Ela estava viva. Por mais que as coisas não se encaixassem, existia o desejo. Não o desejo de estar viva porque isto não se deseja. É involuntário. Talvez se Deus a tivesse consultado antes, sua resposta teria sido “não”. Nunca soube exatamente qual a finalidade de estar viva. Dormir, acordar, comer, trabalhar e dormir, acordar... Não, ela não entendia. Sabia apenas que tinha boa memória. Era detalhista. Isto sim ela sabia. Na escola em que lecionava era respeitadíssima. Fazia da aula de literatura um verdadeiro espetáculo, do qual ela era a protagonista. Uma atriz representando seu papel, pois bastava a aula acabar para novamente parecer um bicho acuado morrendo de medo. De quê? Ela não sabia. Seu medo parecia vir da certeza de que se desistisse da vida, esta não desistiria dela. Era obrigada a viver, não adiantava chorar ou espernear. Além do mais, se espantava só de pensar no grande perigo: o suicídio. Sabia de pessoas que cometeram tal crime. Arrepiava-se toda. Por isso vendeu o televisor em cores. Não agüentava saber do sofrimento das pessoas e nem da maneira como a violência em si era noticiada.

Vestia-se com total recato. Vinha de uma família do interior, da qual recebera uma educação rigorosa. Apesar de ser jovem, tinha 27 anos, as roupas a envelheciam e jamais usava calças compridas. Embora aos 18 anos tivesse sido capaz de um ato revolucionário: soltou os cabelos que até então eram usados sempre presos em coque ou rabo-de-cavalo. Mas acabou sendo uma revolução solitária porque para as pessoas em geral um penteado qualquer não fazia a menor diferença. Por isso foi necessário na época abordar algumas amigas, ou melhor, abordar algumas colegas para perguntar se elas tinham notado o novo visual. “Não”, era sempre a resposta. Daquele dia em diante desenvolveu uma de suas manias: bastava ouvir a resposta negativa para começar a dizer ditados populares em voz baixa. “Água mole em pedra dura tanto bate até que fura.” Anos depois, após mudar-se para uma cidade grande, sentiu necessidade de melhorar a mania, passando então a recitar poesias e textos literários de autores que admirava. “Não posso fazer feio numa cidade grande!”, pensava. A cidade grande era o sonho de Arlete. Este, no entanto, só foi possível após a morte dos pais num acidente de carro. Filha única que era, herdou uma pequena casa e um sítio. Ainda tentou ficar por lá, mas as lembranças a sufocavam. Então vendeu os bens. Foi embora e com o dinheiro adquiriu um apartamento de dois quartos na tão almejada cidade grande. A vista não era das melhores, dava para um outro prédio, mas pela janela entravam bons ventos. E a claridade era suficiente para fazer florescer suas queridas violetas.

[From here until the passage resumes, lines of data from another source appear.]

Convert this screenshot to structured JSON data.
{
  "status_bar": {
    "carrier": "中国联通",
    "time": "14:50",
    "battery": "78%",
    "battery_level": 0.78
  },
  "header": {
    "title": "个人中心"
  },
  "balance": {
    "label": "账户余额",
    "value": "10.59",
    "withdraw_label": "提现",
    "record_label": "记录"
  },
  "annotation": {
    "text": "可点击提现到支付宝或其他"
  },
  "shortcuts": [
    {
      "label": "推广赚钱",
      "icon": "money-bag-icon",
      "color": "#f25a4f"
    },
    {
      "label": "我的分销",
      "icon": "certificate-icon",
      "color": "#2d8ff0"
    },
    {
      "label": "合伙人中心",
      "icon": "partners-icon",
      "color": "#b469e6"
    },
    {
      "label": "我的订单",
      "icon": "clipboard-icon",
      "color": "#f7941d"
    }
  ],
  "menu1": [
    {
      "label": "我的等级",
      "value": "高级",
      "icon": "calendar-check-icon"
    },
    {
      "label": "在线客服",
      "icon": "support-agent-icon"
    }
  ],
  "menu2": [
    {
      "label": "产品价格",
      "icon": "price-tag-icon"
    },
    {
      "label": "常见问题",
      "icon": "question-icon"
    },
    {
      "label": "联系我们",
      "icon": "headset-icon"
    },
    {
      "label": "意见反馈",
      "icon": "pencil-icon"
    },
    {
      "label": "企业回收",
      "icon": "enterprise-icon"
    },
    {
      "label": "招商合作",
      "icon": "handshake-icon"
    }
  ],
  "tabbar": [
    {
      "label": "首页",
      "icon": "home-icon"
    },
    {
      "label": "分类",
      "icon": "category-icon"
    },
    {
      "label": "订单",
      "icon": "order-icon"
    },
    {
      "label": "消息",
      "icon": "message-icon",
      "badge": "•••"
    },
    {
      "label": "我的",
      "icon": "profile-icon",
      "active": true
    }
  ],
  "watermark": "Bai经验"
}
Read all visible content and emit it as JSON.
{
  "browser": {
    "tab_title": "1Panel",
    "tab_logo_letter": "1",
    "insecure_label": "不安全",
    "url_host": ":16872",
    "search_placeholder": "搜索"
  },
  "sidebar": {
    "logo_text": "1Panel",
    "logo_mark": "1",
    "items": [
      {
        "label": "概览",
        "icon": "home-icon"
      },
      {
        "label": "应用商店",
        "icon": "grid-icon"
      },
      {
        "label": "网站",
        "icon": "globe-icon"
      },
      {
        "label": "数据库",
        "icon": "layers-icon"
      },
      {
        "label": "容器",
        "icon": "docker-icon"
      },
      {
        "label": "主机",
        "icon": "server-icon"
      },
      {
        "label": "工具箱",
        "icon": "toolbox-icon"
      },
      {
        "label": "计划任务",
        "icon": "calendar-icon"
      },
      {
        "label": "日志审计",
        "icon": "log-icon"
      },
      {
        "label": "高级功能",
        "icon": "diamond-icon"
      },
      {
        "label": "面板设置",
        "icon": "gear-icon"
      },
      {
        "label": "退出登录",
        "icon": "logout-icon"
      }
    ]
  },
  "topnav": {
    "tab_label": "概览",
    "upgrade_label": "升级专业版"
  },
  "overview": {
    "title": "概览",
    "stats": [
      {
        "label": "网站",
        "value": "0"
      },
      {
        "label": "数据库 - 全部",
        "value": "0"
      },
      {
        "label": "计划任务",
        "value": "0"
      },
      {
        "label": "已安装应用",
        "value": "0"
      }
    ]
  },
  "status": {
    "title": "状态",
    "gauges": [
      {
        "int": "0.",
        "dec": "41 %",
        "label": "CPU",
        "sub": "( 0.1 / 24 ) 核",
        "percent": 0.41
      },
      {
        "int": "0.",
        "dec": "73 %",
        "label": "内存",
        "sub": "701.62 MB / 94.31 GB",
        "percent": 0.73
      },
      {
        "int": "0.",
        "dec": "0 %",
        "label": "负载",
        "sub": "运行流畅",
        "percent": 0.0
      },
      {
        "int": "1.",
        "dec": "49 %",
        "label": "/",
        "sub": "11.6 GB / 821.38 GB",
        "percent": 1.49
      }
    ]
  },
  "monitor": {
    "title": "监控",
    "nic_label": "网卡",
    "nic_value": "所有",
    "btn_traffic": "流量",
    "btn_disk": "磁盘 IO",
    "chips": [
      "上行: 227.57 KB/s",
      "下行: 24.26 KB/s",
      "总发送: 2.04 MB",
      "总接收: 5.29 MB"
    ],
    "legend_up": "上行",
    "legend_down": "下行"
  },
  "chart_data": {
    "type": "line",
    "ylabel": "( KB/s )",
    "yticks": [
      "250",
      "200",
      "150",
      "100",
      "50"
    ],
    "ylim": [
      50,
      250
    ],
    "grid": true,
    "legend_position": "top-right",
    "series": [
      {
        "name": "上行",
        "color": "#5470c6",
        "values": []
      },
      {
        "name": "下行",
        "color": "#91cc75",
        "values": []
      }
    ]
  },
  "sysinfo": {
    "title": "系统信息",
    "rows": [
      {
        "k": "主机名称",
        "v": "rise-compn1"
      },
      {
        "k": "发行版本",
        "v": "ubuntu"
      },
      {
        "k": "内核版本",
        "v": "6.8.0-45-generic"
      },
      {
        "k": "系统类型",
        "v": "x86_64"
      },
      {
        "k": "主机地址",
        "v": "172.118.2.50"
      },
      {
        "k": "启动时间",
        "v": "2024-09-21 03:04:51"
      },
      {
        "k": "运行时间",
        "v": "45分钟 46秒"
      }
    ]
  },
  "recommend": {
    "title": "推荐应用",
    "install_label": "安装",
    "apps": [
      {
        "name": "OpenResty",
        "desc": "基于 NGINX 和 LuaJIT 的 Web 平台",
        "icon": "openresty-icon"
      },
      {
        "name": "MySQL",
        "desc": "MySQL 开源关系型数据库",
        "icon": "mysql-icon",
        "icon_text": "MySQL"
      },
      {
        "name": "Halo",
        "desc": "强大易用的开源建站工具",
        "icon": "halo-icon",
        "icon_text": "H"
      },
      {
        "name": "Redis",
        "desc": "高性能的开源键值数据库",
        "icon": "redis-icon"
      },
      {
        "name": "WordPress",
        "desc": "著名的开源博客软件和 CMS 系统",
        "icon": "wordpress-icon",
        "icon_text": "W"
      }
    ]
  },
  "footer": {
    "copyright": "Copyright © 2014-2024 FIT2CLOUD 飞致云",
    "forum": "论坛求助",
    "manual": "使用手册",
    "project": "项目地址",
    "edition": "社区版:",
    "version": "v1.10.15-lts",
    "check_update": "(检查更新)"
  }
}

As violetas eram incompreensíveis para Arlete. Tudo tinha que ser na dose exata, nada de exageros. Cabiam dentro da vida com total cuidado. Da água queriam pouco e do sol menos ainda. Pareciam elas próprias suficientes para suas vidas. E Arlete ficava intrigada com a indiferença delas e necessidade de cuidados. Sim, pois sem Arlete elas não seriam nada. Ou seria o contrário? Ali estaria apenas a casca da planta, enquanto sua alma de flor reinava na misteriosa e assustadora liberdade? Então deixava-se ficar horas e horas absorta na existência daquele ser tão primitivo e tão perfeito. E compreendia intimamente, enxergando com seu terceiro olho que acreditava ser cego, sentia intimamente que aquele ser conversava com Deus. Enquanto ela de Deus sabia pouco. E nunca tinham sido apresentados, apenas Ele sabia seu nome e ela o Dele. Por isso tomava cuidado, todo cuidado do mundo com as violetas. Um passo em falso e elas a delatariam a Ele.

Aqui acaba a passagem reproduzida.